# Celery...good or bad?



## VectorSketcher (Jul 20, 2008)

I was chopping up some celery tonight and one went flying, of course my pup was there to rescue it from the floor before I could get to it...she ate it whole, just a small peice but I am curious, is celery good or bad for dogs to ingest? I am also curious about peeled apples, she hasn't had any of them, but she eyeballs the apples pretty hard when I am eating them...is there a site out there that displays what are bad for dogs to eat? Or is there a thread on here already that specifies what fruits and veggies are good and bad? Thanks!


----------



## Nikkoli110 (Sep 9, 2008)

I believe celery is fine. There was a thread a while ago, let me see if I can try and find it.


----------



## VectorSketcher (Jul 20, 2008)

Oh, that would be great thanks!


----------



## onyx'girl (May 18, 2007)

I would think in small chunk of celery is ok, but the strings could cause a problem if not small enough. Digestive juice should break it up, though. No nutritional value really. Apples are fine.
Dont feed raisins, grapes, onion, avacado.
I had an amazon parrot who got a crop blockage from eating raw green beans. My birds love them and they were fresh from the garden. Of course digestion is completely different, but I always think of this when feeding this type of roughage.


----------



## Nikkoli110 (Sep 9, 2008)

Here is the one I was thinking of! 

http://www.germanshepherds.com/forum/ubb...true#Post885245


----------



## DianaM (Jan 5, 2006)

I have given Renji TONS of celery. He's had it steamed, boiled, raw, frozen, in chunks and whole. If I give it to him whole, there's usually a celery massacre left for me to clean up. I've seen no ill effects.

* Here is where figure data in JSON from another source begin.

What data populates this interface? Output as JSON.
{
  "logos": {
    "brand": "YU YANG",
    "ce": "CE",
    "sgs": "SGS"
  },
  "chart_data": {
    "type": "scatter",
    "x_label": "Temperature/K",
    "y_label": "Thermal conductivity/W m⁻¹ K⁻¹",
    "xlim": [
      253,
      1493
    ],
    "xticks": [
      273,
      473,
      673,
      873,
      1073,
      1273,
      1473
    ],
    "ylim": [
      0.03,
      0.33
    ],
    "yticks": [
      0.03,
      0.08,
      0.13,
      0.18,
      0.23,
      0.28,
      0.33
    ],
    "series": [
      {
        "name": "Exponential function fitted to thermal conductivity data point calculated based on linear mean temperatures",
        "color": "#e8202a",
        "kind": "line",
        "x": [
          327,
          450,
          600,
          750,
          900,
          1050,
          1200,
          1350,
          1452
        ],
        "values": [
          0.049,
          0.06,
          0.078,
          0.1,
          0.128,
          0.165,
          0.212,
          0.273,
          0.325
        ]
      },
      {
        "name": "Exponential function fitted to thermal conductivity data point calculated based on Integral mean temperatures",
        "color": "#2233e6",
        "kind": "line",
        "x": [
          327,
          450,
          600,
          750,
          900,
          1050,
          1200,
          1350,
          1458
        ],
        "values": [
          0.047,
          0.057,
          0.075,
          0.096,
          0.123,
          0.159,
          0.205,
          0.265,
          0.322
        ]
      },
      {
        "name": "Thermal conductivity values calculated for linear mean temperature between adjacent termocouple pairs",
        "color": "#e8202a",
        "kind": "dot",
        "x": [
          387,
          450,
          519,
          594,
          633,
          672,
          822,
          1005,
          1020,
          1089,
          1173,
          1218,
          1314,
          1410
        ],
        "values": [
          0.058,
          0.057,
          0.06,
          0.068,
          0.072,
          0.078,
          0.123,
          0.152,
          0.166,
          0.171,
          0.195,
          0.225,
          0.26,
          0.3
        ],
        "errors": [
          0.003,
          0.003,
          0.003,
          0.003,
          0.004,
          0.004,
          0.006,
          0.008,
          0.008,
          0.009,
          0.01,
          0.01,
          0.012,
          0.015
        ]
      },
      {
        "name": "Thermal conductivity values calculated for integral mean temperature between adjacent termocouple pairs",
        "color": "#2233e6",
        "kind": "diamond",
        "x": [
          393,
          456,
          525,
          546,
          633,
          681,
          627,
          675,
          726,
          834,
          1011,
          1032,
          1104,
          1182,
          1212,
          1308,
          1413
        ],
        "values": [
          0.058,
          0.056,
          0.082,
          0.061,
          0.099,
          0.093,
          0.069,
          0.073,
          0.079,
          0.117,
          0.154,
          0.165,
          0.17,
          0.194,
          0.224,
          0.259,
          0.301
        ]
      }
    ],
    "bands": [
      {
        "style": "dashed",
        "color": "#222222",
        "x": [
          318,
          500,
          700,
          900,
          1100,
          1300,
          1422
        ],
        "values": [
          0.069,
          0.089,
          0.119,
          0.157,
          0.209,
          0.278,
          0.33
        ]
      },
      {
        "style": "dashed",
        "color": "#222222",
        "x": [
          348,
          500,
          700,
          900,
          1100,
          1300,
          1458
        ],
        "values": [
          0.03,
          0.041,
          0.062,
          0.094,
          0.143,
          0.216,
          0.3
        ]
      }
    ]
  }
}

Apples are fine, just not the seeds. I think avocado is okay for dogs as well but in small quantities:

http://www.dogchannel.com/dog-news/2006_11/2006_11-08news002.aspx
"The primary concern in dogs is gastrointestinal irritation, including vomiting and diarrhea. *Typically, these effects are seen in dogs who have scavenged on significant quantities of fruit or branches."*

AvoDerm dog food uses avocado, here is their statement about their usage of avocado:
http://www.breeders-choice.com/dog_products/avoderm-natural-and-avocado-safety.htm


----------



## doggiedad (Dec 2, 2007)

i don't know about celery. does celery have any nutritional value? 
we give our dog apples. we slice them, take out the seeds and we cut that little center peice out of each slice. we put it in there food.


----------



## DianaM (Jan 5, 2006)

Celery doesn't really have a nutritional value, that's why it's so great! Your dog can have a snack or a treat without worrying it'll gain weight from it.








It's just a goodie.


----------



## Crabtree (Jan 6, 2006)

We have apple and pear trees on the property. They now are a property of Loki, he discovered them this fall and would go over and select the fruit of his choice, bring it back, sit with it between his paws and nibble away until it was gone. He would eat 4-5 a day and it had no ill effects on him. He had a bit of dierehha (sp?) when he first started but it cleared up in a day or two. 
Poor guy, there is a foot of snow on the ground and he still goes out everyday and checks to see if something good fell off the tree.

Palla was a carrot fiend when she was a pup. I think she had celery but made more of a mess scattering it around then eating it.


----------



## LisaT (Feb 7, 2005)

Celery is great for the kidneys.

And Max thinks it's just as good as liver....weird dog.


----------